除了亲自动手写作、翻译和评论儿童文学外,鲁迅还切实地做了编辑和组织工作。一些由他主编或支持的刊物和丛书,发表和出版了许多儿童文学创作和译作。尤其值得一提的是,鲁迅还专为孩子翻译了不少优秀的外国童话。归纳起来,大约有三类:一类是给孩子的童话,如《表》《小彼得》等;一类是给成人的童话,如果戈理童话、《俄罗斯童话》等;第三类是介于以上两者之间的童话,如《小约翰》《爱罗先珂童话集》等。给孩子看的译作,鲁迅十分注重用字的难易,几乎是全身心地投入,花费了不少精力。他在致萧军、萧红的信中,提到译《表》的事,说:“新年三天,译了六千字的童话,想不用难字,话也比较的容易懂,不料竟比做古文还难,每天弄到半夜……”《表》在《译文》发表后,他发现误译之处,马上发信要求编辑部订正,严肃地对待译作的一言一语,一字一句。此外,鲁迅还翻译过凡尔纳的科学文艺作品,如《月界旅行》《地底旅行》等。他晚年复信给颜黎民(一位中学生)时,鼓励他多看通俗科学书。可见,他始终是把通俗科学读物看作是儿童读物的一个重要方面。

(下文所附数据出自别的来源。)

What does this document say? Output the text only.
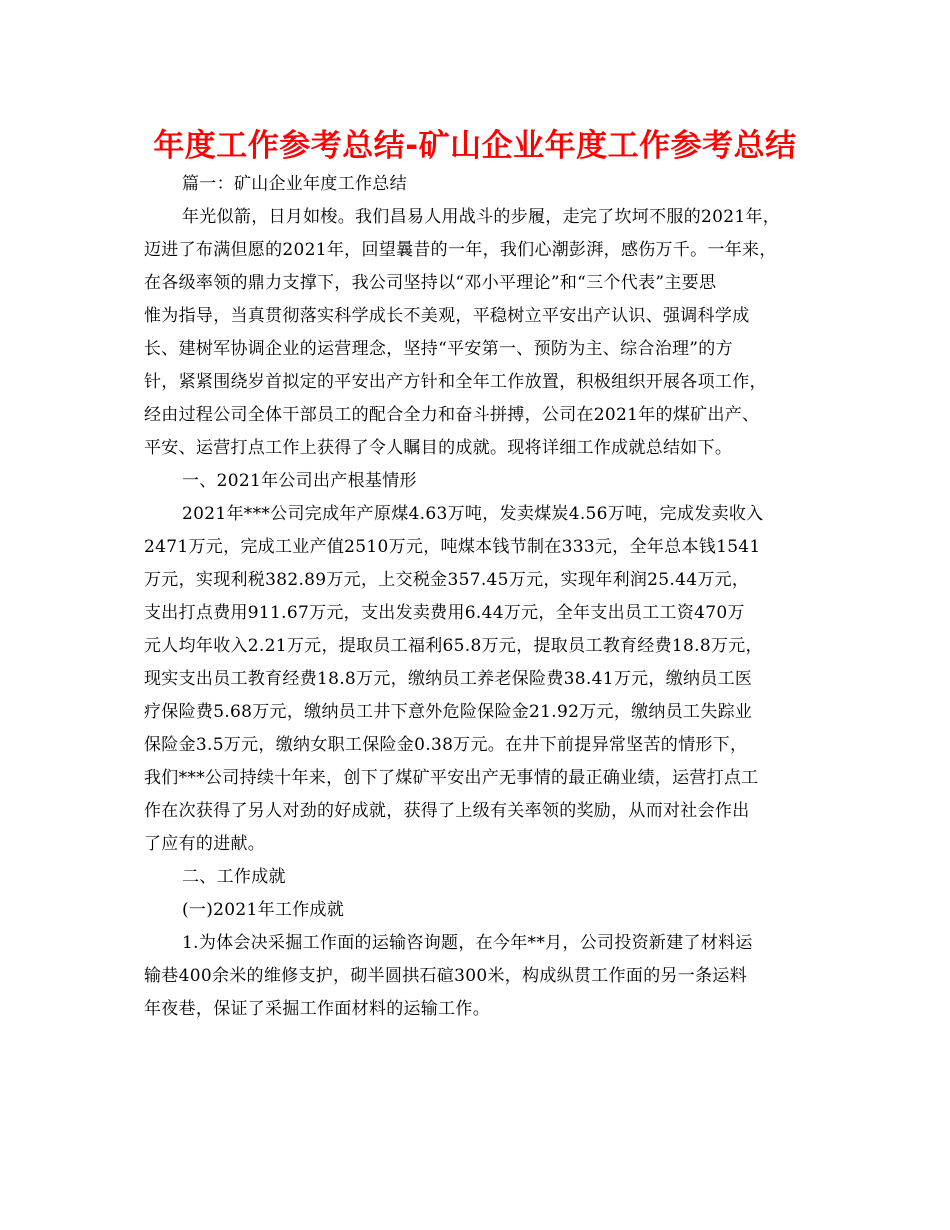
年度工作参考总结-矿山企业年度工作参考总结
篇一：矿山企业年度工作总结
年光似箭，日月如梭。我们昌易人用战斗的步履，走完了坎坷不服的2021年，
迈进了布满但愿的2021年，回望曩昔的一年，我们心潮彭湃，感伤万千。一年来，
在各级率领的鼎力支撑下，我公司坚持以“邓小平理论”和“三个代表”主要思
惟为指导，当真贯彻落实科学成长不美观，平稳树立平安出产认识、强调科学成
长、建树军协调企业的运营理念，坚持“平安第一、预防为主、综合治理”的方
针，紧紧围绕岁首拟定的平安出产方针和全年工作放置，积极组织开展各项工作，
经由过程公司全体干部员工的配合全力和奋斗拼搏，公司在2021年的煤矿出产、
平安、运营打点工作上获得了令人瞩目的成就。现将详细工作成就总结如下。
一、2021年公司出产根基情形
2021年***公司完成年产原煤4.63万吨，发卖煤炭4.56万吨，完成发卖收入
2471万元，完成工业产值2510万元，吨煤本钱节制在333元，全年总本钱1541
万元，实现利税382.89万元，上交税金357.45万元，实现年利润25.44万元，
支出打点费用911.67万元，支出发卖费用6.44万元，全年支出员工工资470万
元人均年收入2.21万元，提取员工福利65.8万元，提取员工教育经费18.8万元，
现实支出员工教育经费18.8万元，缴纳员工养老保险费38.41万元，缴纳员工医
疗保险费5.68万元，缴纳员工井下意外危险保险金21.92万元，缴纳员工失踪业
保险金3.5万元，缴纳女职工保险金0.38万元。在井下前提异常坚苦的情形下，
我们***公司持续十年来，创下了煤矿平安出产无事情的最正确业绩，运营打点工
作在次获得了另人对劲的好成就，获得了上级有关率领的奖励，从而对社会作出
了应有的进献。
二、工作成就
(一)2021年工作成就
1.为体会决采掘工作面的运输咨询题，在今年**月，公司投资新建了材料运
输巷400余米的维修支护，砌半圆拱石碹300米，构成纵贯工作面的另一条运料
年夜巷，保证了采掘工作面材料的运输工作。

鲁迅去世前一个月,写了杂文《死》,表示在临死时对于他的“怨敌”,一个都不宽恕。但对于孩子,却完全不同。“俯首甘为孺子牛”,鲁迅的这句至理名言,最初便是为孩子而题。他在致萧军信中说:孩子是“可爱的,但我怕他们,因为不能和他们为敌人”。鲁迅用言行表明了,他是孩子们的大大朋友。